Pathways Regulating the Trafficking and Turnover of Pannexin1 Protein and the Role of the C-terminal Domain

Pannexin1 (Panx1) is an integral membrane protein comprised of three species as follows: an unglycosylated core-Gly0, a high mannose-Gly1, and a complex glycosylated Gly2 species. Although Panx1 channels mediate several cellular responses, the domain regulating its oligomerization and cell surface trafficking and the mechanisms governing its internalization and degradation have not been identified. This study characterizes the role of the Panx1 C-tail domain by truncating the polypeptide at residue 307 and expressing the mutant in BICR-M1R(k) and HEK-293T cells. Enzymatic digestion and immunolabeling assays revealed that the Panx1(T307)-RFP was glycosylated primarily to the high mannose species consistent with its retention in the endoplasmic reticulum. Co-expression of Panx1(T307)-RFP with Panx1 followed by co-immunoprecipitation assays revealed that the mutant and Panx1 could interact, whereas biotinylation assays showed that this interaction inhibited Panx1 from maturing into the Gly2 species and reaching the cell surface. Additional inhibitor studies indicated that the degradation of the mutant was via proteasomes, whereas Panx1 was degraded by lysosomes.
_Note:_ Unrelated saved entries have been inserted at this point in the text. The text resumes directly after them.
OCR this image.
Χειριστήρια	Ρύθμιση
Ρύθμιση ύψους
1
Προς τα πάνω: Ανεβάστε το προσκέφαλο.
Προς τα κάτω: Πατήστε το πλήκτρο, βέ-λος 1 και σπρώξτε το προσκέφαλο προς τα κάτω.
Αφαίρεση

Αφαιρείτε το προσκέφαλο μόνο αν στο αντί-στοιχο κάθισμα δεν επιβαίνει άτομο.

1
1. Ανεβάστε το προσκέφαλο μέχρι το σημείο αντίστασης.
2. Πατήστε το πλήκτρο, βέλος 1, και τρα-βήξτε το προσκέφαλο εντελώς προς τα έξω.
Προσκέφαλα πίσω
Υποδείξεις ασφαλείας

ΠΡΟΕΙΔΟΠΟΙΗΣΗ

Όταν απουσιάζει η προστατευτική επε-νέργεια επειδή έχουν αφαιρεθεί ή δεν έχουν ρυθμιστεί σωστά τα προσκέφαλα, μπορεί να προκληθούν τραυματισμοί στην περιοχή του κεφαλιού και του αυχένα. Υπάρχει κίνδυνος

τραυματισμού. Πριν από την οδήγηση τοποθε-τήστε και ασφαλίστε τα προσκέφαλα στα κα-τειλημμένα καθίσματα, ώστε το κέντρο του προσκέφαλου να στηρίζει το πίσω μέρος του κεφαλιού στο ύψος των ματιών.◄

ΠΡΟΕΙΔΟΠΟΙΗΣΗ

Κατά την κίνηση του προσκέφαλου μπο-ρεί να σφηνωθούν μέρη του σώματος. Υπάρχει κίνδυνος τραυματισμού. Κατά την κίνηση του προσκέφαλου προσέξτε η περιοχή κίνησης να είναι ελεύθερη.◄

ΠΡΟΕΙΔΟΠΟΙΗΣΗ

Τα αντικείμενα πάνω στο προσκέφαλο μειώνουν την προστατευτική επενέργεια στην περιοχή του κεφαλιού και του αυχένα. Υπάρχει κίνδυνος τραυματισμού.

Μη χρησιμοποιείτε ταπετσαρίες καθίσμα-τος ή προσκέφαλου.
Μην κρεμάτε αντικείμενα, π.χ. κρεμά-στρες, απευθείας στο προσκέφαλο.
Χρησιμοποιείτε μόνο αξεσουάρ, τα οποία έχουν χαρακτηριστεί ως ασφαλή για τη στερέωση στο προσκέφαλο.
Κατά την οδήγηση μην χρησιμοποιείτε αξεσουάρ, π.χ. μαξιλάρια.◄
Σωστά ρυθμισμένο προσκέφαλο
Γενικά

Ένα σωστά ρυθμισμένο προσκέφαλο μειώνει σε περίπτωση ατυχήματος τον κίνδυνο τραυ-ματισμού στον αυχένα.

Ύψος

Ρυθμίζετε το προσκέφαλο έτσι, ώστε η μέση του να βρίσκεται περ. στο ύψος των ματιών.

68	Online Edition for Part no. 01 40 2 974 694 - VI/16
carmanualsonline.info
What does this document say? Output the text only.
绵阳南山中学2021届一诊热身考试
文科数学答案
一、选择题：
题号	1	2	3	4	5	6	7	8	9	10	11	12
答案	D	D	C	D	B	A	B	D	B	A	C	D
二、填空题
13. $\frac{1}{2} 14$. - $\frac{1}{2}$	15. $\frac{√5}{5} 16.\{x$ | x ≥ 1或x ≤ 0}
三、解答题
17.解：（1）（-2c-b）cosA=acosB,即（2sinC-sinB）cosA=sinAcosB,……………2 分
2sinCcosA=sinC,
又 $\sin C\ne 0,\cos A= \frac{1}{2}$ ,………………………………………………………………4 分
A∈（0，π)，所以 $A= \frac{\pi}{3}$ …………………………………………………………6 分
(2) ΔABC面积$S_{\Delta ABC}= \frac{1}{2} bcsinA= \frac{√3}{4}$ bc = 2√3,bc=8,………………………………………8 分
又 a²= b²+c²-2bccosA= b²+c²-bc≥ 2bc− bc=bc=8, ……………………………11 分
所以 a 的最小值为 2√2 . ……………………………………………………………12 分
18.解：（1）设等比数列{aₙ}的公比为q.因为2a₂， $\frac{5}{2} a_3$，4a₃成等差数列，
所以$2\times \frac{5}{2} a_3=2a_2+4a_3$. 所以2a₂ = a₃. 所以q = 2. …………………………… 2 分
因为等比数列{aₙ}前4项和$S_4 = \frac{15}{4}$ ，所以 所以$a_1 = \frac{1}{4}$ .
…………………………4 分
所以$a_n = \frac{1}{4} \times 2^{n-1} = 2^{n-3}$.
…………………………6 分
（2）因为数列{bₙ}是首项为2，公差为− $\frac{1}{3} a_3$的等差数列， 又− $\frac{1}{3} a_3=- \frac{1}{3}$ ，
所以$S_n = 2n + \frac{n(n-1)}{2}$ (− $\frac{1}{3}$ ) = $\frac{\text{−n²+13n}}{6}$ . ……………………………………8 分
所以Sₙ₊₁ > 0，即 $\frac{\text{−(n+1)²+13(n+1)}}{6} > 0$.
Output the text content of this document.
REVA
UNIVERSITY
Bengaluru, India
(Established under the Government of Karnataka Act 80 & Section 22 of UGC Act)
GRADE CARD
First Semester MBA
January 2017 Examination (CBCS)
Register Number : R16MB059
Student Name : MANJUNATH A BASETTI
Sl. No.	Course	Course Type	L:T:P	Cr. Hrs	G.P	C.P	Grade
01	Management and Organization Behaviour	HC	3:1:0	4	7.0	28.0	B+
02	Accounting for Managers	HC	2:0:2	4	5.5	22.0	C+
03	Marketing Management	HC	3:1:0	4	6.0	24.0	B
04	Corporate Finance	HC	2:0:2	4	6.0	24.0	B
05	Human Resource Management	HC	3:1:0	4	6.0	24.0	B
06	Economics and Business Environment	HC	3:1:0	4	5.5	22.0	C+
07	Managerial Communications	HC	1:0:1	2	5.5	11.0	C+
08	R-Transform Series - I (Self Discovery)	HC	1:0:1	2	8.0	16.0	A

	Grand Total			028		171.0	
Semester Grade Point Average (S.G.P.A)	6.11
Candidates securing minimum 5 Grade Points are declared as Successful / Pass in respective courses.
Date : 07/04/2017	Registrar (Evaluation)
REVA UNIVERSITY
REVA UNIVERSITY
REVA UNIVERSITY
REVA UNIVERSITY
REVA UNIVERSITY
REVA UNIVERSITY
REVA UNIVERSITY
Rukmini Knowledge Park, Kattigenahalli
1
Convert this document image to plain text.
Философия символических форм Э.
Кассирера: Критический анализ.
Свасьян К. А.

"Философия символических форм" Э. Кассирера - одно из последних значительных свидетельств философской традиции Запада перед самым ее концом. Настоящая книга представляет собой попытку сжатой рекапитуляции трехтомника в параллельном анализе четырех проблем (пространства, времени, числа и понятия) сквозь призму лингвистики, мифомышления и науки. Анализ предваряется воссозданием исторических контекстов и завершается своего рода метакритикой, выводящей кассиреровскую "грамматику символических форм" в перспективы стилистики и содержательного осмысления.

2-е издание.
Analysis of the pathways important in Panx1 internalization revealed partial co-distribution of Panx1 with many molecular constituents of the endocytic machinery that include clathrin, AP2, dynamin II, caveolin-1, and caveolin-2. However, co-immunoprecipitation assays together with the disruption of lipid rafts by methyl-beta-cyclodextrin suggest that Panx1 does not engage this endocytic machinery. Furthermore, dominant-negative and pharmacological studies revealed that Panx1 internalization was dynamin II-independent. Collectively, these results indicate that the oligomerization and trafficking of Panx1 are regulated by the C-terminal domain, whereas internalization of long lived Panx1 channels occurs in a manner that is distinct from classical endocytic pathways.